Bei einem Oberschenkelhalsbruch handelt es sich um einen chirurgischen Notfall, der rascher Behandlung bedarf. Zu dieser Ansicht gelangte das Oberlandesgericht München, das sich mit der Klage einer Patientin auseinandersetzte, die erst 12 Stunden nach dem Sturz operiert worden war. Infolge der Verzögerung litt die Patientin unter ständigen Schmerzen und Beschwerden. Wegen mangelnder Durchblutung musste ein künstliches Hüftgelenk eingesetzt werden. Die Patientin litt noch Jahre später unter starken Schmerzen und war aus diesem Grund zunehmend arbeitsunfähig. Das OLG stellte fest, dass es sich bei einer „dislozierten medialen Schenkelhalsfraktur“ in der Regel um einen chirurgischen Notfall handelt, der eine umgehende Operation zumindest innerhalb von 6 Stunden nach dem Bruch notwendig macht.

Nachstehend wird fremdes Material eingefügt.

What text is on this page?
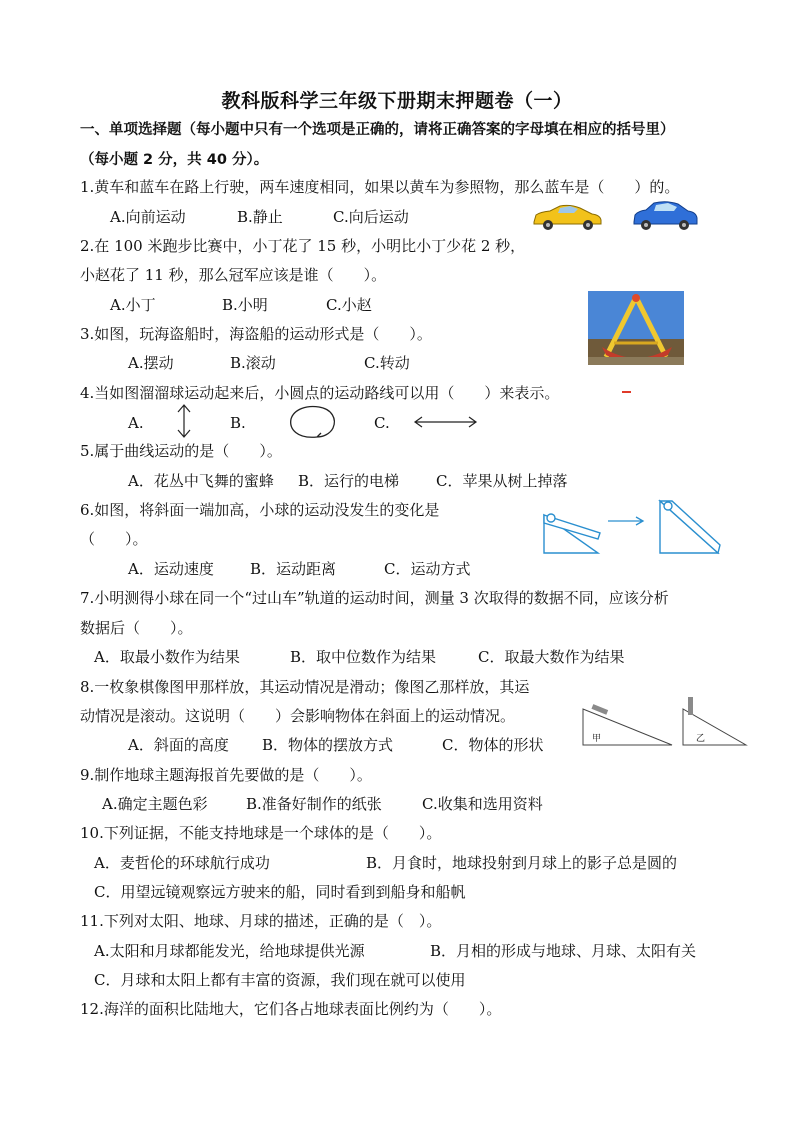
教科版科学三年级下册期末押题卷（一）
一、单项选择题（每小题中只有一个选项是正确的，请将正确答案的字母填在相应的括号里）
（每小题 2 分，共 40 分）。
1.黄车和蓝车在路上行驶，两车速度相同，如果以黄车为参照物，那么蓝车是（　　）的。
A.向前运动	B.静止	C.向后运动
2.在 100 米跑步比赛中，小丁花了 15 秒，小明比小丁少花 2 秒，
小赵花了 11 秒，那么冠军应该是谁（　　）。
A.小丁	B.小明	C.小赵
3.如图，玩海盗船时，海盗船的运动形式是（　　）。
A.摆动	B.滚动	C.转动
4.当如图溜溜球运动起来后，小圆点的运动路线可以用（　　）来表示。
A.	B.	C.
5.属于曲线运动的是（　　）。
A．花丛中飞舞的蜜蜂 B．运行的电梯 C．苹果从树上掉落
6.如图，将斜面一端加高，小球的运动没发生的变化是
（　　）。
A．运动速度 B．运动距离	C．运动方式
7.小明测得小球在同一个“过山车”轨道的运动时间，测量 3 次取得的数据不同，应该分析
数据后（　　）。
A．取最小数作为结果	B．取中位数作为结果	C．取最大数作为结果
8.一枚象棋像图甲那样放，其运动情况是滑动；像图乙那样放，其运
动情况是滚动。这说明（　　）会影响物体在斜面上的运动情况。
A．斜面的高度 B．物体的摆放方式	C．物体的形状	甲	乙
9.制作地球主题海报首先要做的是（　　）。
A.确定主题色彩	B.准备好制作的纸张	C.收集和选用资料
10.下列证据，不能支持地球是一个球体的是（　　）。
A．麦哲伦的环球航行成功	B．月食时，地球投射到月球上的影子总是圆的
C．用望远镜观察远方驶来的船，同时看到到船身和船帆
11.下列对太阳、地球、月球的描述，正确的是（　）。
A.太阳和月球都能发光，给地球提供光源	B．月相的形成与地球、月球、太阳有关
C．月球和太阳上都有丰富的资源，我们现在就可以使用
12.海洋的面积比陆地大，它们各占地球表面比例约为（　　）。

Die grundlose Verzögerung der Operation um mehr als 12 Stunden wertete das Gericht als schweren Behandlungsfehler. Zur Verhandlung und Entscheidung über die Höhe des zuzuerkennenden Schmerzensgeldes sowie des eingetretenen materiellen Schadens wurde der Rechtsstreit an das Landgericht zurückverwiesen (OLG München, Urt. v. 31. Mai 2001 – 1 U 5146/00).

 

Aufgrund einer verspäteten Diagnose und nicht rechtzeitigen Behandlung sprach das Landgericht Tübingen einem Patienten ein Schmerzensgeld i. H. v. 750,00 € zu. Zudem verpflichtete das Gericht die verantwortliche Kinderklinik, dem Patienten jeglichen daraus resultierenden materiellen und künftigen immateriellen Schaden zu ersetzen (LG Tübingen, Urt. v. 21. Dezember 2005 – 8 O 35/04).